Site-Directed Immobilization of BMP-2: Two Approaches for the Production of Innovative Osteoinductive Scaffolds

The regenerative potential of bone is strongly impaired in pathological conditions, such as nonunion fractures. To support bone regeneration various scaffolds have been developed in the past, which have been functionalized with osteogenic growth factors such as bone morphogenetic proteins (BMPs). However, most of them required supra-physiological levels of these proteins leading to burst releases, thereby causing severe side effects.
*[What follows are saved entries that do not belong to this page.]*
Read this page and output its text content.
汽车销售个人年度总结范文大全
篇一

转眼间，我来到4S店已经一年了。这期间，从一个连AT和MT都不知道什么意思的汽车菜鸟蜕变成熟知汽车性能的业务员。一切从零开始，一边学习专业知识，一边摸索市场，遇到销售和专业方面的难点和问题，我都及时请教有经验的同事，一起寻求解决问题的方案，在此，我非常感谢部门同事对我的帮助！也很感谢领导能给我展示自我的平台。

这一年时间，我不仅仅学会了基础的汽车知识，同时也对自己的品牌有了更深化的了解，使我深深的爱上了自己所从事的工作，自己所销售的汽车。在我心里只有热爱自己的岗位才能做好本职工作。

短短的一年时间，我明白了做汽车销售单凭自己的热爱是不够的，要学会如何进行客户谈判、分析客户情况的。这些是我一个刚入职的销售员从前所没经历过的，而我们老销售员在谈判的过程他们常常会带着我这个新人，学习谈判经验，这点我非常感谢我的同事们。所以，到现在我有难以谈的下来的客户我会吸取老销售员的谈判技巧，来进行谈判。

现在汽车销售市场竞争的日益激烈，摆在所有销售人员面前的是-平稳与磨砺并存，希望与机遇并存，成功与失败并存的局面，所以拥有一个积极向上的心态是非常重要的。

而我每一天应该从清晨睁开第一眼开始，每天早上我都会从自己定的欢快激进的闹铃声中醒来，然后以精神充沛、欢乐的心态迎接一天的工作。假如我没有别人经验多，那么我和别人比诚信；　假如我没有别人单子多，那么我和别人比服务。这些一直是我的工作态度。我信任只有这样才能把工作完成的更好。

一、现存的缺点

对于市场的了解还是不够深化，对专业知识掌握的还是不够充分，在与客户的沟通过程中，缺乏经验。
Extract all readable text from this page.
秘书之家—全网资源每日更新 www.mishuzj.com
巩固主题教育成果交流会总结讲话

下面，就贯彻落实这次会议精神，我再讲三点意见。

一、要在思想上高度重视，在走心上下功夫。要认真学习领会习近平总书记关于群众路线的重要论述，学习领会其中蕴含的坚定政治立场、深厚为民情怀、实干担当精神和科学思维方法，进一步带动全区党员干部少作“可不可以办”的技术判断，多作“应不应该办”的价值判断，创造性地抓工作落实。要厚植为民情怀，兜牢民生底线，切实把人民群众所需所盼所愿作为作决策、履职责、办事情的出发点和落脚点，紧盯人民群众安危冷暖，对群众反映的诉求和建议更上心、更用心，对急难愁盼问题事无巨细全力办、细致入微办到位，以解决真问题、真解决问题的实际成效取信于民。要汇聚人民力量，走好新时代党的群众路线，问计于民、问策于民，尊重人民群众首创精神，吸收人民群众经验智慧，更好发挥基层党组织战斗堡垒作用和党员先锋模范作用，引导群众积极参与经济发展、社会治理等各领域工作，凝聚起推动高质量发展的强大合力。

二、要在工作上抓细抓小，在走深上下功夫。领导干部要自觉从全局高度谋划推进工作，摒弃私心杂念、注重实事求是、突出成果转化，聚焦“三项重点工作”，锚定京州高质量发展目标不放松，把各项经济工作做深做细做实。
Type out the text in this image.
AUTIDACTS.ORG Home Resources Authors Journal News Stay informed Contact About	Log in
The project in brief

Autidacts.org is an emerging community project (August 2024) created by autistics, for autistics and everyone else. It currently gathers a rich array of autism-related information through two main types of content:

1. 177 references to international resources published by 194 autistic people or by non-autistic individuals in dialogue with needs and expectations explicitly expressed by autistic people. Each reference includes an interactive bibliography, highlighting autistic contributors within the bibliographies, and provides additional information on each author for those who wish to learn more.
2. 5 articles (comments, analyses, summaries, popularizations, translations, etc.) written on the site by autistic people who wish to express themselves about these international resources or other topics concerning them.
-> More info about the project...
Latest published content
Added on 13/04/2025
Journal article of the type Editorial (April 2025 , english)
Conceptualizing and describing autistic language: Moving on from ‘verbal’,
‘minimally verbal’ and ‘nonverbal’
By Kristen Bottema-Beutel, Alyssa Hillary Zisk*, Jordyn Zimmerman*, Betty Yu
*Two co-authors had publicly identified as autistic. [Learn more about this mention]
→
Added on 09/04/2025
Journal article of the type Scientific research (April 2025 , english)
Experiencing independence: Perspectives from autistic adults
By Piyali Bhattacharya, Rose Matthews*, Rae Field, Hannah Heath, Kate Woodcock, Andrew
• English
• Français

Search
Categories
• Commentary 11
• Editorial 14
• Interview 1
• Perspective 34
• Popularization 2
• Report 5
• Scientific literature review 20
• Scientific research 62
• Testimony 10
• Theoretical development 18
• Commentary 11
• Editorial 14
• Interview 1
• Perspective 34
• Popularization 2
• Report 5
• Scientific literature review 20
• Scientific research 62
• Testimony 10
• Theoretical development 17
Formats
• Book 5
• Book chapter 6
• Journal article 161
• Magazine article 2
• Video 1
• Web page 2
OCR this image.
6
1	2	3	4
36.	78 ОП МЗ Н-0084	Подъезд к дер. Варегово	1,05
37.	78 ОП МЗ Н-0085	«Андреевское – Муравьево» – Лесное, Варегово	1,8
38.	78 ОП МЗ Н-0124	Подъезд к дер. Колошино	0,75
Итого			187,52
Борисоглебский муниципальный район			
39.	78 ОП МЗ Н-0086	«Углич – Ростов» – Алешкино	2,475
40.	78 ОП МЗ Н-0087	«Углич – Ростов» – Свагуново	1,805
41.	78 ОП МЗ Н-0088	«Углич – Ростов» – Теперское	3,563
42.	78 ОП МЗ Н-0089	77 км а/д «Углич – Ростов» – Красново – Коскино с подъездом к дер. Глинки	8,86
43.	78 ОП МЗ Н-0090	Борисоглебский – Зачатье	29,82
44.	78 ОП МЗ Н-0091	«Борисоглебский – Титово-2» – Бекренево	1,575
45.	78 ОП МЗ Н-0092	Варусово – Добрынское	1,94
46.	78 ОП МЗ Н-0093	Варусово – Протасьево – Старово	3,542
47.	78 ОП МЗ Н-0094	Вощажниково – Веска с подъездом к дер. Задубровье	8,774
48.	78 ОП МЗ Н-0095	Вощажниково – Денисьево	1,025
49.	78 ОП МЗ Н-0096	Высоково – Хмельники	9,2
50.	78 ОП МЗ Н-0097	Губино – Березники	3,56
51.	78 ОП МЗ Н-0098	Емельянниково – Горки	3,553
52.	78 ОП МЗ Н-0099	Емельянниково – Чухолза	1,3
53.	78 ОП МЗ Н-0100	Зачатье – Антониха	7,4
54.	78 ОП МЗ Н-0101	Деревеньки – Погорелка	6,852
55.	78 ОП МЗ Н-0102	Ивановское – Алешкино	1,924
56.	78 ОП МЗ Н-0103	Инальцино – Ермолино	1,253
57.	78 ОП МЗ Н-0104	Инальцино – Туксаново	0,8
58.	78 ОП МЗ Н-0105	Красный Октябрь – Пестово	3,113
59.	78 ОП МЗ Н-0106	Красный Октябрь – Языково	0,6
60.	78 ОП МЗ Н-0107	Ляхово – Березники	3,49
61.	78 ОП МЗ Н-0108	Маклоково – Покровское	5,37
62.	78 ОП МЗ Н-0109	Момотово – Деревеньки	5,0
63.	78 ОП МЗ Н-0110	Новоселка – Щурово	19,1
Site-specific, covalent coupling of BMP2 to implant materials might be an optimal strategy in order to overcome these problems. Therefore, we created a BMP-2 variant (BMP2-K3Plk) containing a noncanonical amino acid (propargyl-l-lysine) substitution introduced by genetic code expansion that allows for site-specific and covalent immobilization onto polymeric scaffold materials. To directly compare different coupling strategies, we also produced a BMP2 variant containing an additional cysteine residue (BMP2-A2C) allowing covalent coupling by thioether formation. The BMP2-K3Plk mutant was coupled to functionalized beads by a copper-catalyzed azide–alkyne cycloaddition (CuAAC) either directly or via a short biotin-PEG linker both with high specificity. After exposing the BMP-coated beads to C2C12 cells, ALP expression appeared locally restricted in close proximity to these beads, showing that both coupled BMP2 variants trigger cell differentiation. The advantage of our approach over non-site-directed immobilization techniques is the ability to produce fully defined osteogenic surfaces, allowing for lower BMP2 loads and concomitant higher bioactivities, for example, due to controlled orientation toward BMP2 receptors. Such products might provide superior bone healing capabilities with potential safety advantages as of homogeneous product outcome.